A simple script for making gift for christmas.

What do I need ?

Only Python3

How to use it ?

  1. clone this repo (at least copy the scrumble.py)
  2. Create a configuration file
  3. launch the command python3 scrumble.py conf.json

What the configuration file should look like ?

{
  "couple" : [
    ["couple_a_person_aa", "couple_a_person_ab"],
    ["couple_b_person_ba", "couple_b_person_bb"],
    ["couple_c_person_ca", "couple_c_person_cb"],
    ["couple_d_person_da", "couple_d_person_db"]
  ]
}

Does it always work ?

Short Answer

Nope.

The following configuration file have no solution and the current program will loop for ever.

{
  "couple" : [
    ["a", "b"],
    ["c"]
  ]
}

Indeed we have the situation:

a -> c
c -> b
b -> a  # <- but it's forbiden to make a gift in the couple

Longer Answer

This problem could be resume has one person must have only one gift and make one gift to anybody but his familly.

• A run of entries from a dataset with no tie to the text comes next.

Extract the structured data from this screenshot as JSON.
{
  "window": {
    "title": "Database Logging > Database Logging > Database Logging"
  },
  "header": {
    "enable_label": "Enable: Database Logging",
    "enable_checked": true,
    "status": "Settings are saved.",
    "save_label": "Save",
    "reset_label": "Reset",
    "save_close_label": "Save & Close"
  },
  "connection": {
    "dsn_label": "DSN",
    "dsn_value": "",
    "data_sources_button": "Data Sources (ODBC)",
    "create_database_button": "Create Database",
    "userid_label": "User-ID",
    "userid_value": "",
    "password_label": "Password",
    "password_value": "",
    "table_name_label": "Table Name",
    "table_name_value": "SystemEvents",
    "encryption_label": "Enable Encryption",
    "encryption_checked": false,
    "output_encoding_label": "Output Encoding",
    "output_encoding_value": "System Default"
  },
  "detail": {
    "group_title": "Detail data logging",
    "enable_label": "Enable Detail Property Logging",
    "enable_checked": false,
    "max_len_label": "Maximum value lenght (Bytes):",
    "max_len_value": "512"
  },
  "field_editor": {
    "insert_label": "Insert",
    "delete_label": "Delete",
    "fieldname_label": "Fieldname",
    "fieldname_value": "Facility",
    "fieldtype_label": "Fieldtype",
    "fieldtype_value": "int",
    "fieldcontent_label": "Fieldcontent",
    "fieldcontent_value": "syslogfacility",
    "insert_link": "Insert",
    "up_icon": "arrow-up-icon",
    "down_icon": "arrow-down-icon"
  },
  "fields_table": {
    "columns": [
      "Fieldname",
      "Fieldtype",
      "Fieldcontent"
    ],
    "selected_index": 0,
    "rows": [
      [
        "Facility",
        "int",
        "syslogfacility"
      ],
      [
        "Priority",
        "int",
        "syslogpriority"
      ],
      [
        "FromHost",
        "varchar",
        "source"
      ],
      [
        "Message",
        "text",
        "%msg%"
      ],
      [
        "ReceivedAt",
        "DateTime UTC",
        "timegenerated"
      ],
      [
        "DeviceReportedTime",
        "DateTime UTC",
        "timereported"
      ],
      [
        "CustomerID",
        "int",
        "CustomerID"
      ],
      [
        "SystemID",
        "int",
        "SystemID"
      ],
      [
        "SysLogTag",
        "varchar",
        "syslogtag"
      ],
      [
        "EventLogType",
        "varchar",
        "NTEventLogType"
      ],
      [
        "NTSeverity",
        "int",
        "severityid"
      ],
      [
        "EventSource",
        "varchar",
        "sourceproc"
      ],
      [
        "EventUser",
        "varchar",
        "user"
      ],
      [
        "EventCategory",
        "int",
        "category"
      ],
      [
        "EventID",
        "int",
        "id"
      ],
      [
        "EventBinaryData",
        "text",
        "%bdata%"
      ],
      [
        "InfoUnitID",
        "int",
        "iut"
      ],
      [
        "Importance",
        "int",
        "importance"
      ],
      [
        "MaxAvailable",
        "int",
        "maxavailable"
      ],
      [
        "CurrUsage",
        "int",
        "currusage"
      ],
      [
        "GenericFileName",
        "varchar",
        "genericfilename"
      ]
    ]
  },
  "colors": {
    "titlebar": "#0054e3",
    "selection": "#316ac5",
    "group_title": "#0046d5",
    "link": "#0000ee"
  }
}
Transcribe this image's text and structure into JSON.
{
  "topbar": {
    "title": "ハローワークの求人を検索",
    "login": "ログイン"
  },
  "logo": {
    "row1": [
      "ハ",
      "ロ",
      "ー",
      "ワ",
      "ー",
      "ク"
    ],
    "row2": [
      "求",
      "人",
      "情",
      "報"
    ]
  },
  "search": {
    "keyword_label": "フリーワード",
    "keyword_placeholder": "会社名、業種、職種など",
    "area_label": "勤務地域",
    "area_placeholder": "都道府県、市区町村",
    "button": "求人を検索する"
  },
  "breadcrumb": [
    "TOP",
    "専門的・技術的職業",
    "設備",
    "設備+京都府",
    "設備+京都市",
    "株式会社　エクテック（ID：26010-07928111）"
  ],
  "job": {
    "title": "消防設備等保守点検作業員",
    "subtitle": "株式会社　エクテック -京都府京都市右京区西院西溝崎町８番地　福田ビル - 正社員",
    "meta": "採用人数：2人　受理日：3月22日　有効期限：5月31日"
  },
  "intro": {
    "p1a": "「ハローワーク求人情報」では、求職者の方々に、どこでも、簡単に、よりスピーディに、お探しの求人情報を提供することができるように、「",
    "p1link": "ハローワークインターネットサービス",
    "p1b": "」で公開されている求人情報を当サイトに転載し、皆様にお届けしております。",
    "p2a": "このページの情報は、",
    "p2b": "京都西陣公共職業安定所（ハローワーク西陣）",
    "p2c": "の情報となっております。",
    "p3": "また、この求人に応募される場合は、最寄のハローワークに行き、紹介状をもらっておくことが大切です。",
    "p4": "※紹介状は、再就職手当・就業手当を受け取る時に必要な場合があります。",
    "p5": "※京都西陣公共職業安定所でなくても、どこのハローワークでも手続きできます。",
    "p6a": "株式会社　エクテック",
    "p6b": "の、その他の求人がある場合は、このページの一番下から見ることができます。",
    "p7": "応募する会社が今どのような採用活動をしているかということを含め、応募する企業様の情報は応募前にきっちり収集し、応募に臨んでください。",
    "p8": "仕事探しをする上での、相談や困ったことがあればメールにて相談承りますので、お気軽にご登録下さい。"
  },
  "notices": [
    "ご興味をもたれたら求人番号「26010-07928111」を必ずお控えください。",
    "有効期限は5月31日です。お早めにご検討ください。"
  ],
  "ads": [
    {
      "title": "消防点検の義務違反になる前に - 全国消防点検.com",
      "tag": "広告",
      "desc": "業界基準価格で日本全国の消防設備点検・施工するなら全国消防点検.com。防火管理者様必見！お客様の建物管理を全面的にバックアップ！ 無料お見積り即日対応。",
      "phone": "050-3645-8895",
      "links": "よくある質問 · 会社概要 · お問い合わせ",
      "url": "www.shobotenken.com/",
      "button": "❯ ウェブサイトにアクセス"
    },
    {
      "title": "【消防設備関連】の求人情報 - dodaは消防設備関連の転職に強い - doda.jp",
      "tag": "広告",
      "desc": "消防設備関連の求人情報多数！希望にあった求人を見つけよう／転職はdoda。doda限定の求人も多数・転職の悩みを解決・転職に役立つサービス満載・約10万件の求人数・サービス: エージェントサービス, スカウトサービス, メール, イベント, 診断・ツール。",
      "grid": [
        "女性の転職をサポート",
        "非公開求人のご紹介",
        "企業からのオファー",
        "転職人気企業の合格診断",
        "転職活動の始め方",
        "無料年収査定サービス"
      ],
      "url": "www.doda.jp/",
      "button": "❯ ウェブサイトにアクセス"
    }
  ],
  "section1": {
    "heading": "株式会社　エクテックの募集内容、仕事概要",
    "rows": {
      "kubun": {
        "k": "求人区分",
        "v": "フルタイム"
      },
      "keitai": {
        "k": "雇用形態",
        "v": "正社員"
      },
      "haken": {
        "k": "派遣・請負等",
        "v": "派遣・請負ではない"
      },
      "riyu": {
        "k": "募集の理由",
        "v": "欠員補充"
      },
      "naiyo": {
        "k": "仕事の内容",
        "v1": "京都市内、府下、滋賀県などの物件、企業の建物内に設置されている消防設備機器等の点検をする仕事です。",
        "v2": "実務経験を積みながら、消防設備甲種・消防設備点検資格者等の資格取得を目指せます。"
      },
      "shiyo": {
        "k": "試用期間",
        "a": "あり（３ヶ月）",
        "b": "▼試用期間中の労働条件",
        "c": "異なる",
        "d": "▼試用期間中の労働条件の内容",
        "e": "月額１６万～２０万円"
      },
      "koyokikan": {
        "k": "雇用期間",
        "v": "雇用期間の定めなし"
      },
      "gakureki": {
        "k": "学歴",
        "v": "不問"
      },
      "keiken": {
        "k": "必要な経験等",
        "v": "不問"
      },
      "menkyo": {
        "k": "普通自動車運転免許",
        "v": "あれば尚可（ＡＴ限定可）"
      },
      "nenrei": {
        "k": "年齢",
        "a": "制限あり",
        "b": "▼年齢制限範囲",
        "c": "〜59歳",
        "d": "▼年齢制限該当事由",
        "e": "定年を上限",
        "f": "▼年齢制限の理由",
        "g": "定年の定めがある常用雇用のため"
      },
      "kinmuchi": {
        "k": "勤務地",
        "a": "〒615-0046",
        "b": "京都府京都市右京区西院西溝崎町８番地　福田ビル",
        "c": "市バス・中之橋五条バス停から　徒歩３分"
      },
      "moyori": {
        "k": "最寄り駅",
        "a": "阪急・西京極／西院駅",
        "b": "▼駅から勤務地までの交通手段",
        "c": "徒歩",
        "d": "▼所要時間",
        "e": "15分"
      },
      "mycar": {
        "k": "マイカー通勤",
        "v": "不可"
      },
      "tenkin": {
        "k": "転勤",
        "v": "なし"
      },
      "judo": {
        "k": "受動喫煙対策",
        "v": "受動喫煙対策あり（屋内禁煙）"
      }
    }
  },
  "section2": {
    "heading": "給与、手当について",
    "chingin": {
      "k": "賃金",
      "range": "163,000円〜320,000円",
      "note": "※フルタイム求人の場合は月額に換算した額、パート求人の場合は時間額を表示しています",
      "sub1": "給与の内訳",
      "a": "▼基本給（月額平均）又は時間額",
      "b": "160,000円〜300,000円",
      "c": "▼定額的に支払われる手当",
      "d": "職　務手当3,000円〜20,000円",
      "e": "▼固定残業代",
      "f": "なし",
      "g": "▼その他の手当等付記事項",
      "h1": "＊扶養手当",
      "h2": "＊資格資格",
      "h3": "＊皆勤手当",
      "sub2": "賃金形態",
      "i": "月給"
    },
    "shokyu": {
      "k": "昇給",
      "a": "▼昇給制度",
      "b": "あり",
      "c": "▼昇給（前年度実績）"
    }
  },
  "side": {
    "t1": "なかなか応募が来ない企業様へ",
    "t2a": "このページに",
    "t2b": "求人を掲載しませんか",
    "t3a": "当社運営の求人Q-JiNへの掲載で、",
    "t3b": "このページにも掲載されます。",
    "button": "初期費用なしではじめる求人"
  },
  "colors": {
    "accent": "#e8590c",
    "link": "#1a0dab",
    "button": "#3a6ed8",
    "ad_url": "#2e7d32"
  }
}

Now if we represent it with a graph with those suppositions:

  • vertex represent a person
  • oriented edges represent to who you can make a gift

The following configuration file:

{
  "couple" : [
    ["a", "b"],
    ["c", "d"]
  ]
}

Would make the graph:

a --> c
a --> d
b --> c
b --> d
c --> a
c --> b
d --> a
d --> d

And it growth in complexity! (In fact it is a Complete graph minus familly edges).

In graph theory this could be modeled as finding an Hamiltonian path. And this is a NP-Complet problem.

Ok, the general problem is hard, but in our case, we have many edges to walk to (aka we can make a gift to anybody), so most of the time we can find a solution fearly easely.

My implementation here is:

  1. init a map of person who make a gift and to who
  2. take a random person who are not making a gift,
  3. select a random person who do not receive a gift AND is not in the familly,
  4. if you can't find anybody start again (1.)
  5. if nobody left, so everybody have a gift AND everybody is making a gift, you have a solution
  6. merry christmas !